Overall, the investment community is slightly more likely to take a meeting if it is virtual, though there is a difference in the preferences found among the buy side and sell side.
That is according to the new Corporate Access I report published in the summer 2022 issue of IR Magazine, which surveyed around 440 IR professionals and members of the investment community for their thoughts on all things corporate access.
When it comes to investors, although there is a slightly higher willingness to take a virtual meeting (35 percent, versus 31 percent who cite a preference for in-person meetings), almost the same figure – 34 percent – say it makes no difference.
There is a difference, however, when looking at the views of the buy side and sell side separately.
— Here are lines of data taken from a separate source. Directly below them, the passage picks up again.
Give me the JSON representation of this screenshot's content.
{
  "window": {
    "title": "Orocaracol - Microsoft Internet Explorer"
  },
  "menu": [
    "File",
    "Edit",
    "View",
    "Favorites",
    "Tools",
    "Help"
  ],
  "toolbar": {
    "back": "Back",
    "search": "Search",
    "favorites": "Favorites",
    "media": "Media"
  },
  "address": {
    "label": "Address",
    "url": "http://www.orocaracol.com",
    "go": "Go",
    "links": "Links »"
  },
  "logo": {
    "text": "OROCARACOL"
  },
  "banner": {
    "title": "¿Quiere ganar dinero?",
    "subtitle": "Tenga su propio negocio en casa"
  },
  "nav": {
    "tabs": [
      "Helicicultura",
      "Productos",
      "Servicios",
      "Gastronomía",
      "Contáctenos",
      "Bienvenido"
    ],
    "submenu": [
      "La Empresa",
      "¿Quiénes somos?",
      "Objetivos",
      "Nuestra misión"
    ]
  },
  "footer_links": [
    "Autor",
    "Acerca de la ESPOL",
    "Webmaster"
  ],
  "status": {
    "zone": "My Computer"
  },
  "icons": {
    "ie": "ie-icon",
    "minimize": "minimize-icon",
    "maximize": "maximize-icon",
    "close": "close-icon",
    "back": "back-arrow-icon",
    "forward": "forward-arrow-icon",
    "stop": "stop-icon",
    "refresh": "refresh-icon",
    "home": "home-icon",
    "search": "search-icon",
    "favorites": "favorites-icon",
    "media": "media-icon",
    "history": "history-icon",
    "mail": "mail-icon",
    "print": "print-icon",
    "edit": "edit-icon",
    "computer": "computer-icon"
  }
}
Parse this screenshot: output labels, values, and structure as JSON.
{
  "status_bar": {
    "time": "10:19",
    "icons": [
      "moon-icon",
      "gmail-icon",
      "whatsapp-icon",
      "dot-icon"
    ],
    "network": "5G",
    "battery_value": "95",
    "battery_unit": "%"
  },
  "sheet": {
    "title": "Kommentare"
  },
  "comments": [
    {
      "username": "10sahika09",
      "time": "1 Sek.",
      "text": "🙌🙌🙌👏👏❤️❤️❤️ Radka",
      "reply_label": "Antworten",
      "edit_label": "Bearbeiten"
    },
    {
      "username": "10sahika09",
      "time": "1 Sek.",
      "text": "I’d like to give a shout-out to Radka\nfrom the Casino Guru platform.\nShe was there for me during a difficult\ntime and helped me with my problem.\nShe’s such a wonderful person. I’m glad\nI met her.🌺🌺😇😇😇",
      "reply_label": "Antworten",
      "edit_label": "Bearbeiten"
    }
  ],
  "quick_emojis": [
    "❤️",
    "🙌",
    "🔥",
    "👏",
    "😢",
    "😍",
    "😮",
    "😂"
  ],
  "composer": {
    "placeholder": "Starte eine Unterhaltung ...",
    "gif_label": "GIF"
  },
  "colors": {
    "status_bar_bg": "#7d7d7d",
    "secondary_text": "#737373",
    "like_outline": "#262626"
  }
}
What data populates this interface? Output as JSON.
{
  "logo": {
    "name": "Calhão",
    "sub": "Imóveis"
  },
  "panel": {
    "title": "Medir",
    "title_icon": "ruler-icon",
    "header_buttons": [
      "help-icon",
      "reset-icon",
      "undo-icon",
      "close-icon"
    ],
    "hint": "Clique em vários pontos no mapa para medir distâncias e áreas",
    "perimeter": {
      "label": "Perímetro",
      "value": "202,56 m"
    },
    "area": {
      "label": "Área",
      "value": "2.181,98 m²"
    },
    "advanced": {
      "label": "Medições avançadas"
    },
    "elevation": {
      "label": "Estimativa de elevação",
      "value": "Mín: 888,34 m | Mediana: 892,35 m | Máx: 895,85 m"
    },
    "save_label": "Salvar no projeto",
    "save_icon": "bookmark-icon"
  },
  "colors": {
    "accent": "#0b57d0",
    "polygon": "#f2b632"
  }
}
On the buy side, four out of 10 respondents say they are more likely to take a virtual meeting, while just under a third would be more likely to take a meeting being held in person.
The reverse is true on the sell side, where there is a preference for physical meetings: 40 percent say they will more readily take an in-person meeting, compared with a quarter who say the same of virtual meetings.
Members of the buy side are also notably less likely to say that there is no difference between a virtual and an in-person meeting.
As well as the likelihood of investors to accept meetings across different formats, researchers also looked into views on how virtual and in-person meetings might affect engagement, how many meetings an investor needs before taking a position and the factors affecting such decisions – as well as much more.